The state prosecution spent an estimated $10 million in an attempt to secure the death penalty. Instead, it ended with the same sentence Nichols received in federal court six years ago: life.
Juror Daniel Cochran said as many as eight of the 12 jurors agreed to impose a death sentence, but declined to disclose further details of the deliberations.
"We all agreed that what went on in the jury room would stay in the jury room," he said.
But lawyers for both the prosecution and defense agreed jurors were influenced by Nichols' religious conversion. Nichols was also portrayed as susceptible to manipulation by Timothy McVeigh, the bombing's mastermind, who was executed in 2001.
During the sentencing portion of his trial, defense witnesses testified that Nichols had worn out four Bibles through prayer and research, and that he wrote an 83-page letter to a prayer partner in Michigan while trying to make a point about Christian faith.
"Terry Nichols' belief in God is so firm that he believes if the rapture occurred today, he is going to heaven," defense attorney Creekmore Wallace told jurors.
After convicting him of 161 counts of murder in just five hours, the jury wrestled with his punishment for 19 1/2 hours before concluding that they could not agree on a penalty.
The deadlock means that Nichols will automatically be sentenced to life in prison for the April 19, 1995, bombing of the Oklahoma City federal building, the worst act of domestic terrorism in U.S. history.
He received the same sentence on federal convictions for the deaths of eight federal law enforcement officers in 1998. That jury deadlocked after 13 1/2 hours of deliberation.

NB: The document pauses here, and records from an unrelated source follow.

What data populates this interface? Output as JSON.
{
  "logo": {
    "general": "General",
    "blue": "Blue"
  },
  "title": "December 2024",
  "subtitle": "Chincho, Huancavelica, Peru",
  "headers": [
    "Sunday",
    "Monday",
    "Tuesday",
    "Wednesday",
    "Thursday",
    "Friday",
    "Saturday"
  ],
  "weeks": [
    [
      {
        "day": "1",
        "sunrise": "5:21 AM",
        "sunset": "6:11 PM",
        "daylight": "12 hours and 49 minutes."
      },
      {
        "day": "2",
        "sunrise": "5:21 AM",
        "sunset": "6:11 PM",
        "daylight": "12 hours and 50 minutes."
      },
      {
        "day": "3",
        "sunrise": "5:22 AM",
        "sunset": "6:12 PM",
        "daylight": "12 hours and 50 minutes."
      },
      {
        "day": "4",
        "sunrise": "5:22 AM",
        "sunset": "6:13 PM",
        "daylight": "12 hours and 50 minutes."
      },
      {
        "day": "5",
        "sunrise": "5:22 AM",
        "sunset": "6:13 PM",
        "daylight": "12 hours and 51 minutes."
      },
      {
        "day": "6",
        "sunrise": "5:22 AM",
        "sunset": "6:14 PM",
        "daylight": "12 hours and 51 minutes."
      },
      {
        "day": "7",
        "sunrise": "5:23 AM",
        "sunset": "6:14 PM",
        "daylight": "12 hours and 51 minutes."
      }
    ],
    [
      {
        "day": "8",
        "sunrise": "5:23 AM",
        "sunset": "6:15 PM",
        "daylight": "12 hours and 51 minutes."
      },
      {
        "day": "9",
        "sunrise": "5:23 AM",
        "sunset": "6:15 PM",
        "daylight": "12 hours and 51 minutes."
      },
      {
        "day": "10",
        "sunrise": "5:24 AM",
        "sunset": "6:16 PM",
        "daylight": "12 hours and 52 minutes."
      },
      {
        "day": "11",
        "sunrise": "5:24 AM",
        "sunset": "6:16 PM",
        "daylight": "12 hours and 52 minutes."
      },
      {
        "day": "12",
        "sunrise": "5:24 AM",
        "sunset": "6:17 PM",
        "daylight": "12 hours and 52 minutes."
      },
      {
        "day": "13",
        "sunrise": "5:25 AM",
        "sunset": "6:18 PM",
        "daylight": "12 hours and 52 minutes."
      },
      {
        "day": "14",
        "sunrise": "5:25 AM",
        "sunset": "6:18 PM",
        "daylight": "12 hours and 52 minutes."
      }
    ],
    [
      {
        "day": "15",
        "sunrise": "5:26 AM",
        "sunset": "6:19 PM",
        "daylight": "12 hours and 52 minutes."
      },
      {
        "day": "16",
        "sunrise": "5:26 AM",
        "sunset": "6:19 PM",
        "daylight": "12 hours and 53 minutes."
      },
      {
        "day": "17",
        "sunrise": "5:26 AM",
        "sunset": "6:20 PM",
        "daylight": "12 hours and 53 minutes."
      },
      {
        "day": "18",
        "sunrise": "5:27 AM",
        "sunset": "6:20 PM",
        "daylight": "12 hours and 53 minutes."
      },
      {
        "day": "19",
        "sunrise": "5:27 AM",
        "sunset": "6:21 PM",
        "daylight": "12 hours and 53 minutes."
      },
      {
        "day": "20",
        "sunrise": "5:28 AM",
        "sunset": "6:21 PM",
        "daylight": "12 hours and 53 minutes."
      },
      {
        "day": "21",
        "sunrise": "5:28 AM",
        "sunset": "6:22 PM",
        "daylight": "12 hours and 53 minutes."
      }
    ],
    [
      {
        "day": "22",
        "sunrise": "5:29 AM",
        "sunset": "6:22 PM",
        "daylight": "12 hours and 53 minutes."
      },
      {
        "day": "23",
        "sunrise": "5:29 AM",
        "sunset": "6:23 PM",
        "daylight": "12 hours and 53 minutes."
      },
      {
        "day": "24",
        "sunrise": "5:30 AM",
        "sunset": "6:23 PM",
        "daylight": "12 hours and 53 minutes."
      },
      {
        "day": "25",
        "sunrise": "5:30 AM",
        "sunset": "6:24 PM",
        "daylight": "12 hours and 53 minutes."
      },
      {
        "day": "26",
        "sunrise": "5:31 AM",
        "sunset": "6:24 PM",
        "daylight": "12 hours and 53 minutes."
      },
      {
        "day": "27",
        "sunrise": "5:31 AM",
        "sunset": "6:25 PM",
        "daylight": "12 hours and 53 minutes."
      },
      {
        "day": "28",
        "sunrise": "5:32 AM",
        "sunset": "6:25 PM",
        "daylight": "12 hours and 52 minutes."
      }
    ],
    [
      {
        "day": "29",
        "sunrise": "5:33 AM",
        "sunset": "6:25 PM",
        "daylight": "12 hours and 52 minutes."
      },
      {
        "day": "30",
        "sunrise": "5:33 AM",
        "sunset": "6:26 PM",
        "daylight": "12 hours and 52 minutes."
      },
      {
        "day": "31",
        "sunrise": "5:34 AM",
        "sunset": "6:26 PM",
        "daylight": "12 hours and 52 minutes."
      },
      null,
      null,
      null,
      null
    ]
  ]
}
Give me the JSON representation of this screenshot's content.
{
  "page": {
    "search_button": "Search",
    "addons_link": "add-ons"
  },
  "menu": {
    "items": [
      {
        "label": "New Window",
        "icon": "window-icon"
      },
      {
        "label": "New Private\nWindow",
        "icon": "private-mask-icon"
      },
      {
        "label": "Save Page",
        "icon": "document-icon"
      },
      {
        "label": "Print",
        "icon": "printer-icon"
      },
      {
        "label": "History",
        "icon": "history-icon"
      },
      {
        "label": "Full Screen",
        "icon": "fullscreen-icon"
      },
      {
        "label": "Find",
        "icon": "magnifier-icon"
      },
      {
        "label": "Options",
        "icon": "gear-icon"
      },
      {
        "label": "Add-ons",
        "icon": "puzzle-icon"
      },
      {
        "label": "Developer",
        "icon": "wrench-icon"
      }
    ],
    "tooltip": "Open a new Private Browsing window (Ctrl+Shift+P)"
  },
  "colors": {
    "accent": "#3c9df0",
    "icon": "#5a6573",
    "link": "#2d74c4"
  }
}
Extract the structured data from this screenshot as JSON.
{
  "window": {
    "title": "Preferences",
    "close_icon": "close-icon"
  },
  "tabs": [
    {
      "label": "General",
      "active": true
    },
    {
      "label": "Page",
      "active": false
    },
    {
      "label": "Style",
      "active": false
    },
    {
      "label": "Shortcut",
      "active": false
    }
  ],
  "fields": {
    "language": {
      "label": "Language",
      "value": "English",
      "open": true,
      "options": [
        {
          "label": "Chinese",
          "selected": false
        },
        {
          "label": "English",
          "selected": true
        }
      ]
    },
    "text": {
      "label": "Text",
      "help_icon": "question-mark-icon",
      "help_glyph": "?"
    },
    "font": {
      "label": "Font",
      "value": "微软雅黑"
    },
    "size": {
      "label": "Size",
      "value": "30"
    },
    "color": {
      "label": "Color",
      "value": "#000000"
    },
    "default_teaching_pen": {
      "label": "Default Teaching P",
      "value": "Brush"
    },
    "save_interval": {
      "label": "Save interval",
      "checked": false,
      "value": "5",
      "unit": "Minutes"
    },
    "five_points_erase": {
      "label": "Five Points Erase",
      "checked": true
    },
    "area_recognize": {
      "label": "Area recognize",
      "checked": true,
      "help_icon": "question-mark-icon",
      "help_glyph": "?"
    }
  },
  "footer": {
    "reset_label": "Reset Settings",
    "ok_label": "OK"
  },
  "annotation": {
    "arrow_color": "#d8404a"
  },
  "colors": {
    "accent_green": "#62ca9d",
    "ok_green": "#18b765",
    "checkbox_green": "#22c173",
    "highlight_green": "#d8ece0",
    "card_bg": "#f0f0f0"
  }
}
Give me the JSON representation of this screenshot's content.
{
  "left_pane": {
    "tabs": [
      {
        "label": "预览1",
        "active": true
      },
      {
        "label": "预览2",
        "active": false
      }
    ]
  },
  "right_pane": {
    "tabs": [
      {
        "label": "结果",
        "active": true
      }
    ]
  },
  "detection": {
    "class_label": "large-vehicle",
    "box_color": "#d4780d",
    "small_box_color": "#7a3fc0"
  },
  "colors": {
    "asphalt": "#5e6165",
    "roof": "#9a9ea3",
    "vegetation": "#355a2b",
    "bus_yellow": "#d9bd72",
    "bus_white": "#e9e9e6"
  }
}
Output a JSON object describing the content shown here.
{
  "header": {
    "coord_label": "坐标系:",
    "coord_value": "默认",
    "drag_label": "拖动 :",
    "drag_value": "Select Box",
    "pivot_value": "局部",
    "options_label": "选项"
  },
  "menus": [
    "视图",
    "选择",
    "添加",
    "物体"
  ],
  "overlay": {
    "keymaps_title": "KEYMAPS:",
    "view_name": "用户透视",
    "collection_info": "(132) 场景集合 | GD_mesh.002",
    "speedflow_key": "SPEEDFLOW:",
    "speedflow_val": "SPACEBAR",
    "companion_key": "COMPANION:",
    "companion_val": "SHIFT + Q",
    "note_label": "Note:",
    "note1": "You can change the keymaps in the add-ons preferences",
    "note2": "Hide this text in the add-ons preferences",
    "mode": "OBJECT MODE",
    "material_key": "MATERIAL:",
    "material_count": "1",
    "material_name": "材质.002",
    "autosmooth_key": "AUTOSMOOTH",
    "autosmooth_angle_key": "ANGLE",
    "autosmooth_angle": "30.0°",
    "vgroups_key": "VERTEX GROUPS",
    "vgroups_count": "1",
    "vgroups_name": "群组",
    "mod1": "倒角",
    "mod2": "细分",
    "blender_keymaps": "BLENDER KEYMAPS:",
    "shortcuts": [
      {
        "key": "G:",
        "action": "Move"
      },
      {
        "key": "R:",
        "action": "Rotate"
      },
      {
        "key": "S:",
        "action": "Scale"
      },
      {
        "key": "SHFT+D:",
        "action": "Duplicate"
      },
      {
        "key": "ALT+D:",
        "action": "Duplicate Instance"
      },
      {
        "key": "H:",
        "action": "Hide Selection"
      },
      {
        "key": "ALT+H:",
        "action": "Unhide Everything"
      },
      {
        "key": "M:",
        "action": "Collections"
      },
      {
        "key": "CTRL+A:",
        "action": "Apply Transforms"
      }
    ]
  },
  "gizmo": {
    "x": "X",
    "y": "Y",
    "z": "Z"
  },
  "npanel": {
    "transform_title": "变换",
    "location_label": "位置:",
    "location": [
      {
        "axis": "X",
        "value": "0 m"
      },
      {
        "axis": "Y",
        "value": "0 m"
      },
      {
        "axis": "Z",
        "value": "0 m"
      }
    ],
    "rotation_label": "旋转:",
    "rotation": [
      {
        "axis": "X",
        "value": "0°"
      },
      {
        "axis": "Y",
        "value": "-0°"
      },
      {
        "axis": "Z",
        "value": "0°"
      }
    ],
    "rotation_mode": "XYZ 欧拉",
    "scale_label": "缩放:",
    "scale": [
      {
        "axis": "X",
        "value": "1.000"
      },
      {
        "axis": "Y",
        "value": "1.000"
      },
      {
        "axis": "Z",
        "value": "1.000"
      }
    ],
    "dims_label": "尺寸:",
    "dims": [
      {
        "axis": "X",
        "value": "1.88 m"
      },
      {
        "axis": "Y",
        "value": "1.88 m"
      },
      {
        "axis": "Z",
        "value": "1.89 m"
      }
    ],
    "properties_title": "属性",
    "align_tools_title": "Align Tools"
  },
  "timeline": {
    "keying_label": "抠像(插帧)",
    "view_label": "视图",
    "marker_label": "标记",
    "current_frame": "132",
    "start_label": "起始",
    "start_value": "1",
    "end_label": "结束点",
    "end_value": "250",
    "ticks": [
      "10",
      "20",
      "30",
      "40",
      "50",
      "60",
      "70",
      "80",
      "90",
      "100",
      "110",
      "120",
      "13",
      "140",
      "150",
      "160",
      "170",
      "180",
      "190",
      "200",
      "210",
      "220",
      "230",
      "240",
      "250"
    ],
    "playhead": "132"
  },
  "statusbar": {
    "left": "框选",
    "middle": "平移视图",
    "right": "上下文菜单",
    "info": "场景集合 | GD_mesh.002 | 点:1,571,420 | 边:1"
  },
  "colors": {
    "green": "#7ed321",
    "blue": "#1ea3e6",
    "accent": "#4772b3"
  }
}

The state charges are for the other 160 victims and one victim's fetus.
District Attorney Wes Lane, who pursued murder charges filed by his predecessor, Bob Macy, said the prosecution was about seeking justice for the other victims, not securing the death penalty.
"Justice was getting their day in court," he said.
But in announcing the state charges, Macy had said he was not satisfied with the outcome of the federal trial.
"Clearly the reason they brought this action in Oklahoma was to kill Terry," defense attorney Brian Hermanson said. "They spend a huge amount of money. They caused a huge amount of heartache for a lot of people. And basically we reached the same result as the federal case."
Lane said he believes Nichols was spared because of "sympathy issues" among some jurors, including for his religious conversion, which one prosecutor said conveniently began about the time state murder charges were filed against him.